Oct. 20 - CS Colloq: Mitigating Malware Download Paths with Roberto Perdisci


Everyone is invited to join the CS department on October 20 at 2p as Professor Roberto Perdisci presents, Investigating, Categorizing, and Mitigating Malware Download Paths. 

The talk will take place in Room 120 in the new CS building. Perdisci's abstract and bio are presented below. 

== Abstract: 
Most modern malware download attacks occur via the browser, typically due to social engineering or drive-by downloads. In this talk, we will explore how real network users reach attack pages on the web, with the objective of improving network defenses. Specifically, I will present a study of the web paths followed by users who eventually fall victim to different types of malware downloads. 

I will first present a brief overview of different approaches we have developed to study malware downloads. Then, I will present a recent incident investigation system named WebWitness, which targets the following two main goals: 1) automatically trace back and label the sequence of events (e.g., visited web pages) preceding malware downloads, to highlight how users reach attack web pages; and 2) leverage these automatically labeled in-the-wild malware download paths to better understand current attack trends, and to develop more effective defenses.

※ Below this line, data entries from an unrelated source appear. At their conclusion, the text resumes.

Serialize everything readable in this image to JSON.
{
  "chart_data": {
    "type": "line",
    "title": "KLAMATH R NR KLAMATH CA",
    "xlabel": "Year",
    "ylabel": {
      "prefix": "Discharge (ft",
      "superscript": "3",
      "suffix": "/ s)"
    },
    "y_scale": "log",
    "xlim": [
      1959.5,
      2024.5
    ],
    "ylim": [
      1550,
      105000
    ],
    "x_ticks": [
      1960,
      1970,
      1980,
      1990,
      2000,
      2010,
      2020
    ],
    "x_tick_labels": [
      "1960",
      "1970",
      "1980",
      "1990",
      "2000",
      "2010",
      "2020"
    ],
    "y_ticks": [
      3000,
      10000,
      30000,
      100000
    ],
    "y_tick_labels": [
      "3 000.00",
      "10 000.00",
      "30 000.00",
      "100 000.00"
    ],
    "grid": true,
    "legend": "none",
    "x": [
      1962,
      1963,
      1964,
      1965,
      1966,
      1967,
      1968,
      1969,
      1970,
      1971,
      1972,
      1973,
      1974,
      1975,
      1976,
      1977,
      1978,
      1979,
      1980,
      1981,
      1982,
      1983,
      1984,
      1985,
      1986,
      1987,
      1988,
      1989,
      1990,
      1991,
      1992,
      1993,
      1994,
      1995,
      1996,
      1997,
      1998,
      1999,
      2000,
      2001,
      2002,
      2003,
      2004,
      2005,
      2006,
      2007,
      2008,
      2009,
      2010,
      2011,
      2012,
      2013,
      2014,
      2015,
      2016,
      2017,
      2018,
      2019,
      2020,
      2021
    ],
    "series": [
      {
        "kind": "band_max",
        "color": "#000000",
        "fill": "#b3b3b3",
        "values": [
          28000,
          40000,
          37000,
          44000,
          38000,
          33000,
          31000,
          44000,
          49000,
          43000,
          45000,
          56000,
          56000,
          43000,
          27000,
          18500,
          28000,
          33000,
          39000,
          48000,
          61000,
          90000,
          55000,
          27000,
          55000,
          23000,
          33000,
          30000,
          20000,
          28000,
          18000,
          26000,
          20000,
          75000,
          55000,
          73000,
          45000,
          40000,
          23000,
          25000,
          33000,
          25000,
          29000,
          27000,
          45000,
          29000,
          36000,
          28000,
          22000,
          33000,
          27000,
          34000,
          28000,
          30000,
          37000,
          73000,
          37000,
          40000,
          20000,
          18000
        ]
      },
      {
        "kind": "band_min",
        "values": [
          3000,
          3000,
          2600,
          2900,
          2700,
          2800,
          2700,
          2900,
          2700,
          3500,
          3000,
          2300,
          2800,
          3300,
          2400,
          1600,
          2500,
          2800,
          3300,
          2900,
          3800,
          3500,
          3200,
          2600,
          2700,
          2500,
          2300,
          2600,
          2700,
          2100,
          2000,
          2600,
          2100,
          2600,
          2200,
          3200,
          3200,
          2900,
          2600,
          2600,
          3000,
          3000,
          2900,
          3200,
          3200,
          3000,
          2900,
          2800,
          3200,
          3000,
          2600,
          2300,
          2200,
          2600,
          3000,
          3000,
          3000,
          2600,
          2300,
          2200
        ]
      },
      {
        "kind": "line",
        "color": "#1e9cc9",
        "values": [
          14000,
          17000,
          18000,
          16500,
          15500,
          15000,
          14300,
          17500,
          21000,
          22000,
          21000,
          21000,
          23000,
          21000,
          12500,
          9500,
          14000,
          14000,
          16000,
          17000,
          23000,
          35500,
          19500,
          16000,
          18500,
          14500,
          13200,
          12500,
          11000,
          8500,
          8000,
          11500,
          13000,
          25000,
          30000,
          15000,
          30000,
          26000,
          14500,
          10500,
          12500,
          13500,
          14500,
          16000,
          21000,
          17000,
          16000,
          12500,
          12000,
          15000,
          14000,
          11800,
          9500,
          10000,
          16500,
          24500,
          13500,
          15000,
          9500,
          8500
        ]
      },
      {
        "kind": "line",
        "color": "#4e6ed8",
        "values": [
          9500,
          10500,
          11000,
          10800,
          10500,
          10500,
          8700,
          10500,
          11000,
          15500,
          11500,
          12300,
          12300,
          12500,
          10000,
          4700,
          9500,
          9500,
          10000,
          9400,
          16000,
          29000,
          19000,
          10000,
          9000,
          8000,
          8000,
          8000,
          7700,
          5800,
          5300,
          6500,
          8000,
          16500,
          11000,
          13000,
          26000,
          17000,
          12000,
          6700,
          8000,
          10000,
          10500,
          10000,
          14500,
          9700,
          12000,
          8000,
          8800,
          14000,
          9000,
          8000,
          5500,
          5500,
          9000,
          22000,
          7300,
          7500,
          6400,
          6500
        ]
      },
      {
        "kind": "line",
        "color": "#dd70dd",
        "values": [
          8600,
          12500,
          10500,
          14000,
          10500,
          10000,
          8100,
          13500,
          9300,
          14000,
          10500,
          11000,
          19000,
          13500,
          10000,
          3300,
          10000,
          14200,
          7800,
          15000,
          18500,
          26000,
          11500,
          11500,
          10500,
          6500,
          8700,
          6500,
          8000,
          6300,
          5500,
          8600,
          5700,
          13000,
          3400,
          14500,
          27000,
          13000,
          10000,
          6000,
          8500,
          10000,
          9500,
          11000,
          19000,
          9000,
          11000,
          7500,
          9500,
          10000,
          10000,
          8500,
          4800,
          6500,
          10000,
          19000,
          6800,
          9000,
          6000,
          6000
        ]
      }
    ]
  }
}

To evaluate its efficacy, we have deployed WebWitness on a large academic network for a period of ten months, where we collected and categorized thousands of live malicious download paths. An analysis of this labeled data allowed us to design a new defense against drive-by downloads that rely on injecting malicious content into (hacked) legitimate web pages. For example, we show that by leveraging the incident investigation information output by WebWitness we can decrease the infection rate for this type of drive-by downloads by almost six times, on average, compared to existing URL blacklisting approaches.

== Bio:
Roberto Perdisci is an Associate Professor in the Computer Science department at the University of Georgia and an Adjunct Associate Professor in the Georgia Tech School of Computer Science. Before joining UGA, he earned a PhD degree at the University of Cagliari, Italy, and then joined Georgia Tech first as Research Scholar and then as Post-Doctoral Fellow in the College of Computing. 

His research interests are in Computer and Network Security, with an emphasis on network-centric malware defenses, web security, forensic analysis, and telephony security. He has published over 40 papers, several of which in flagship security and networking conferences, including IEEE Security and Privacy, Usenix Security Symposium, ACM CCS, Usenix NSDI, and ACM SIGCOMM. In 2012, he received a US National Science Foundation CAREER award on a project titled "Automatic Learning of Adaptive Network-Centric Malware Detection Models."